L’Héritage d’un Disque Maudit

Cinquante-sept ans plus tard, Magical Mystery Tour sonne encore comme une découverte. Baby You Can Drive My Car est une leçon de groove, Hello, Goodbye est une pop song parfaite dans sa simplicité apparente, Your Mother Should Know est un clin d’oeil au music-hall britannique que McCartney adorait depuis l’enfance. Et All You Need Is Love, enregistrée en direct pour la première émission de télévision mondiale Our World et diffusée à 400 millions de spectateurs, reste l’un des moments les plus poignants de l’histoire de la pop.

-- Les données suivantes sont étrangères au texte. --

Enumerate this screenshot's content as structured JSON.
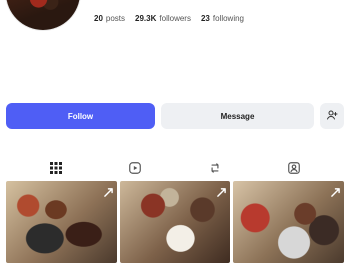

John Lennon a composé All You Need Is Love en trois jours, avec la contrainte de créer quelque chose de simple, compréhensible par toutes les langues. Il a réussi. La chanson est devenue l’hymne d’une génération, peut-être de plusieurs. Et pourtant, quelques mois plus tard, les Beatles allaient commencer à se déchirer, à se disputer les droits d’édition, à s’accuser mutuellement de trahison. L’amour ne suffisait pas. Il n’a jamais suffi. Mais pendant deux minutes et cinquante-sept secondes, on a voulu y croire.

Magical Mystery Tour est un album qui vous embarque malgré vous. Vous montez dans le bus en pensant faire un petit tour touristique, et vous en descendez transformé, légèrement désorienté, avec le sentiment d’avoir assisté à quelque chose d’unique. C’est exactement ce que le rock doit faire. Les Beatles l’ont compris mieux que quiconque. Et ce disque de novembre 1967, entre deux saisons du monde, en est la preuve la plus éclatante.